- Born: 1872 Birmingham, England
- Died: Unknown
- Occupations: Businessman, industrialist
- Known for: Owner of cycle businesses in Birmingham and slate and timber company in Wales
- Spouse: Gertrude James ​(m. 1894)​
- Children: Three
- Parent(s): Frederick and Sarah-Ann Russon

= William Clayton Russon =

English industrialist (born 1872)

William Clayton Russon (born 1872) was an English businessman and industrialist.

== Early life ==
Russon was born in 1872, in Birmingham to Frederick and Sarah-Ann Russon.

== Career ==
=== Cycle businesses in Birmingham ===
In 1892, Russon formed Lloyd and Sons at Grove Lane, Smethwick, in partnership with William Clayton Lloyd. This company was renamed the Claremont Cycle Manufacturing Company in 1896 and was floated as a public company. It closed in 1896, and Russon and Lloyd started another cycle company, the Colossal Cycle Company. Russon created the Main Wheeleries Company, also manufacturing bicycles, in 1902. Both of these companies closed in 1905, with Russon forced to declare bankruptcy.

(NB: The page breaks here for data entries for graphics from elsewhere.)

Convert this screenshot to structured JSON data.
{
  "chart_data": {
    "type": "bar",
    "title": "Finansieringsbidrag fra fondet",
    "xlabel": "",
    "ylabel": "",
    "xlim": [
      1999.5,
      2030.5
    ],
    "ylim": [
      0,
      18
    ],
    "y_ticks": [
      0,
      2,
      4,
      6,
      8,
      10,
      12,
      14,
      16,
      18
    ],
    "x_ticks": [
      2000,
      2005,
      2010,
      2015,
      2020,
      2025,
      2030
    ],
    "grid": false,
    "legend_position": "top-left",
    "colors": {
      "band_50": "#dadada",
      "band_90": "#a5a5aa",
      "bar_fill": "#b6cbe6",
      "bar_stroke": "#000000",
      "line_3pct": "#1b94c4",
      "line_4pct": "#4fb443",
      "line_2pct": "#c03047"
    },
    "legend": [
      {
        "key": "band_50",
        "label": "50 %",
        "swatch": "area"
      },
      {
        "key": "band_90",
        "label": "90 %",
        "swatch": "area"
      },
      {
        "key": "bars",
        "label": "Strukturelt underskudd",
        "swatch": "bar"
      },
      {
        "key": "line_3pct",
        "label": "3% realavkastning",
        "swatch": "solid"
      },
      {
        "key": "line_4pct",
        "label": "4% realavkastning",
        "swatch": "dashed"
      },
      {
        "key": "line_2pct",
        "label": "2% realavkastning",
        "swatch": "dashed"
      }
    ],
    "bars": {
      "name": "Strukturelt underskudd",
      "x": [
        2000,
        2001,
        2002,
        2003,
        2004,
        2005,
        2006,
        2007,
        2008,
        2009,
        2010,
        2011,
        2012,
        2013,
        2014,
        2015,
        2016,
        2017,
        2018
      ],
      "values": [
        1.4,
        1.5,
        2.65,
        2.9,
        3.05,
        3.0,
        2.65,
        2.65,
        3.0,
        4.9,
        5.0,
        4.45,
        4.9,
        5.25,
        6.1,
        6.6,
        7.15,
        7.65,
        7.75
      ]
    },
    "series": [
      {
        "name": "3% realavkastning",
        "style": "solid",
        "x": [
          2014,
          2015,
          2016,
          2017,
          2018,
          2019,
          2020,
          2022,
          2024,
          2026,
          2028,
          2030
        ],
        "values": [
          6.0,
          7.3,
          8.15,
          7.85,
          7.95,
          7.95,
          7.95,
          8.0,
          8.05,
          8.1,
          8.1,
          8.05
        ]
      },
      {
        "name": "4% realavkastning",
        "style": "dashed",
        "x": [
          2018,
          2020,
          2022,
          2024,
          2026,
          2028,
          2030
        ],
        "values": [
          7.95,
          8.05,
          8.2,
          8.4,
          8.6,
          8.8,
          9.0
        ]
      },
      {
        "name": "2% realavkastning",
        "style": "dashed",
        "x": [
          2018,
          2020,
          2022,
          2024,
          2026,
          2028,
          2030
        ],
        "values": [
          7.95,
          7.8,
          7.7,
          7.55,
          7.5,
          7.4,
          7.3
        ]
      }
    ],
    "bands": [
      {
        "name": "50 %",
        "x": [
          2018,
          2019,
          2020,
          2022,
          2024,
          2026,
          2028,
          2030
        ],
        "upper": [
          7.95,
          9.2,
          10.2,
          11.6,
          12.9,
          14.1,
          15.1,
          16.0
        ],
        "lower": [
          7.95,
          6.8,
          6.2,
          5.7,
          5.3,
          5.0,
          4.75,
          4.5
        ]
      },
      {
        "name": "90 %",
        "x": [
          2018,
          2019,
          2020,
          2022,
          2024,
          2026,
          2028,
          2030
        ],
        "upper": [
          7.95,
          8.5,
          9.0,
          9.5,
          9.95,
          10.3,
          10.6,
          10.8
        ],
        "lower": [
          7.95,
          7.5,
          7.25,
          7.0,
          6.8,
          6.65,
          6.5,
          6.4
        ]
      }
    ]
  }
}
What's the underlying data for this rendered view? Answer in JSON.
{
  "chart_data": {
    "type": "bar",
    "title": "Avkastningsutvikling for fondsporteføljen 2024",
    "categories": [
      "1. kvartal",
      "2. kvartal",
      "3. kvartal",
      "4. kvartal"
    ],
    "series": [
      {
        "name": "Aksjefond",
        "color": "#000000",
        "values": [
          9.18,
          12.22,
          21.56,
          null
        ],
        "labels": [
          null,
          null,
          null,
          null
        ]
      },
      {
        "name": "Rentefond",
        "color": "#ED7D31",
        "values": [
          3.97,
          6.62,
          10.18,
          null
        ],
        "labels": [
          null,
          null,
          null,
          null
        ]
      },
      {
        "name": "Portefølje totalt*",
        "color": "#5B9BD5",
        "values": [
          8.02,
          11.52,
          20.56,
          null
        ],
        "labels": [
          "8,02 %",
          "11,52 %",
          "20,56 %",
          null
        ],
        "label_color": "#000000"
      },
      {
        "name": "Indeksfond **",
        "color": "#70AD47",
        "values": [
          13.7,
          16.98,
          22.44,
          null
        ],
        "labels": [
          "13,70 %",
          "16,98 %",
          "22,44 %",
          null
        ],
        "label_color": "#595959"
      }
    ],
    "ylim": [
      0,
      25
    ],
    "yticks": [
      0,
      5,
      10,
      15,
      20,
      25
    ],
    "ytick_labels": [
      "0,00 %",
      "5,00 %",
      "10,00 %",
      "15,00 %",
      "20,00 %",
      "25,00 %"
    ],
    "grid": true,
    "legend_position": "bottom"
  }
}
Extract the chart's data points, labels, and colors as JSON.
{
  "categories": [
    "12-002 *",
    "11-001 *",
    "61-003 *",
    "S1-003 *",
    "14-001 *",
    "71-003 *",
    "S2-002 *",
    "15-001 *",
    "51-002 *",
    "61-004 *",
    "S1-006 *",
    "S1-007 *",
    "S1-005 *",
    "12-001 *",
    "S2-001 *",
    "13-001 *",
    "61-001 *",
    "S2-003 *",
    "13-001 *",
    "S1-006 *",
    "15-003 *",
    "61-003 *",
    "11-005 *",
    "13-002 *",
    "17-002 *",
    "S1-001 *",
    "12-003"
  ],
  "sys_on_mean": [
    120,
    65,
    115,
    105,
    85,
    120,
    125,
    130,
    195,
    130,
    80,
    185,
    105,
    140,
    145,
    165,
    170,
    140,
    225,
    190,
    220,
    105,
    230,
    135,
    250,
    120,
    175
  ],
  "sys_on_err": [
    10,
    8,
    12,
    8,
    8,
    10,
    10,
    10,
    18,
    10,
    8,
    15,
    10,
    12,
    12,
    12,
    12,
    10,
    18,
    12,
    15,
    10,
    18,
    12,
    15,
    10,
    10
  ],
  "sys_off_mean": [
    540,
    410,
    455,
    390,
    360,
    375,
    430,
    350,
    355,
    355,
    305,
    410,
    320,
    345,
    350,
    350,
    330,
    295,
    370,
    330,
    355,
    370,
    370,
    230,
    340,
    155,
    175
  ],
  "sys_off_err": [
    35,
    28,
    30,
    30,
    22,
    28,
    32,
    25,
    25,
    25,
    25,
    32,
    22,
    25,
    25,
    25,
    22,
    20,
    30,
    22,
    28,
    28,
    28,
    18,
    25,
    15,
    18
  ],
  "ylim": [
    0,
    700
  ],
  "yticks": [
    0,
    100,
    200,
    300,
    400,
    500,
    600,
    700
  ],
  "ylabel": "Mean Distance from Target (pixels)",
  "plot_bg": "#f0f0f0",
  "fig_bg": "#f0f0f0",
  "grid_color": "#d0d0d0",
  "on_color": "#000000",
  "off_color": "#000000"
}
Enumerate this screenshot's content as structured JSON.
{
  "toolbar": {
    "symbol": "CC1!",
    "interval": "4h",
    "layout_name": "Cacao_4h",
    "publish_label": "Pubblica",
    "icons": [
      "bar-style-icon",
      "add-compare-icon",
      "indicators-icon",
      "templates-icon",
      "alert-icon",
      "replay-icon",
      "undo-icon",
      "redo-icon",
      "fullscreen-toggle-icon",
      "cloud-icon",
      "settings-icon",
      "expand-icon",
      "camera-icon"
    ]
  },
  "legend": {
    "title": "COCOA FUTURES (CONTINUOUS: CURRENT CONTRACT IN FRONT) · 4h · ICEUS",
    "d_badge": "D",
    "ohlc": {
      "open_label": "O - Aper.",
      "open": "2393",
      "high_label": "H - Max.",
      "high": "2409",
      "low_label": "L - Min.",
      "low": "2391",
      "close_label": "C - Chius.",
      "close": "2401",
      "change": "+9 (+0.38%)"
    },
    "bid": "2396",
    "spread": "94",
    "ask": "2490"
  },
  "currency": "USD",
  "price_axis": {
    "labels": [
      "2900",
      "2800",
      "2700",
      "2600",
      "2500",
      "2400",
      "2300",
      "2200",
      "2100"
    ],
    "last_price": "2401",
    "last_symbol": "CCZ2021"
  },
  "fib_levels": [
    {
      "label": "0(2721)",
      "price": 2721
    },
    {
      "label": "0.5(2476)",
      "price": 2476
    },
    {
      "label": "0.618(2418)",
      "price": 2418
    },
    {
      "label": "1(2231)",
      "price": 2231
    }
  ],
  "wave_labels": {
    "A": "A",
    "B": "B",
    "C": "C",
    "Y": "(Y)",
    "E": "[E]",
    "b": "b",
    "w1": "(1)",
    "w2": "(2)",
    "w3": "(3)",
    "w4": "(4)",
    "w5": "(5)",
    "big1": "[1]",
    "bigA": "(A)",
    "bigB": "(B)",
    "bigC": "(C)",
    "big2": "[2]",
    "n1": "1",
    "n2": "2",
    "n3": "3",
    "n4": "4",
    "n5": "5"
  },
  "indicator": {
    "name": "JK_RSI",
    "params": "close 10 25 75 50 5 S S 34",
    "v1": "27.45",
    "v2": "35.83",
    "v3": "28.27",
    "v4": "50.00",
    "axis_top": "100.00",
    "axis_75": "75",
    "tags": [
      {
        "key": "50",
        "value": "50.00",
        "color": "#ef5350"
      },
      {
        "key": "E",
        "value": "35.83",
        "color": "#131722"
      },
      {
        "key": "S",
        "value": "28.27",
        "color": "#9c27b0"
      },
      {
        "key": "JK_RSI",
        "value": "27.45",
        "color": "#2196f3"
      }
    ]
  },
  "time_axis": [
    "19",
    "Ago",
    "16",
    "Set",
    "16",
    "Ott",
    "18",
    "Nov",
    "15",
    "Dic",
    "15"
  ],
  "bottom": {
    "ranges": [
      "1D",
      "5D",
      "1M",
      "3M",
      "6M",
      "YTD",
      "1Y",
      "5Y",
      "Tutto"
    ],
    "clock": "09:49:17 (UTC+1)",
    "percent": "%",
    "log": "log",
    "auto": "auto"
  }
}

In 1912, Sarah-Ann Russon, William's mother, founded the Ryland Manufacturing Co in Birmingham and William was employed there. The company manufactured wooden goods such as chairs, doors and car bodies. In 1916, Sarah-Ann retired and the company was taken over by William and his new business partner, Roland Morgan, and renamed Ryland (Joinery) Ltd. They leased a woodland and sawmill near Aberystwyth to secure a supply of timber.

=== Slate and timber businesses in Wales ===
In 1919, Russon and Morgan started the British Timber Plantation Company which took over the Welsh forestry operations and added new woodlands near Llanfyllin. As well as supplying timber to Ryland, they sold pit props to collieries. Later that year, Russon purchased the Hendreddu slate quarry north of Aberystwyth. He then sold the quarry and its associated Hendre-Ddu Tramway to the newly formed National Welsh Slate Quarries Ltd.

Russon used the money from the sale of Hendreddu to purchase the Llangynog slate quarry in the Berwyn mountains. This was sold in 1920 to Standard Housing Company a newly formed company which also purchased Gartheiniog slate quarry about 2 miles away from Hendreddu quarry and also connected to the Hendre-Ddu Tramway. Gartheiniog quarry had been purchased from Sidney Victor Wallis who later married Russon's daughter. As part of the sale of Llangynog quarry, Russon became a major shareholder in Standard Housing Company.

The Standard Housing and National Welsh Slate Quarries companies were deeply intertwined, with Russon working for and holding shares in both. Both companies failed within months of each other in 1921.

Russon was declared bankrupt in 1922, but not before he had secured ownership of Gartheiniog and signed it over to his wife. She remained the owner of the quarry, with William playing a major role in its leasing and management. They sold the quarry in 1935 to a subsidiary of S. Bowley and Son.

== Personal life ==
Russon married Gertrude James on 15 August 1894. Her family owned the James Cycle Co based at Gough Road, Edgbaston.

Their first son, also called William Clayton Russon was born on 30 June 1895. Their daughter Gertrude Irene Russon was born in 1899. Their second son, James Baron Russon, born in 1904.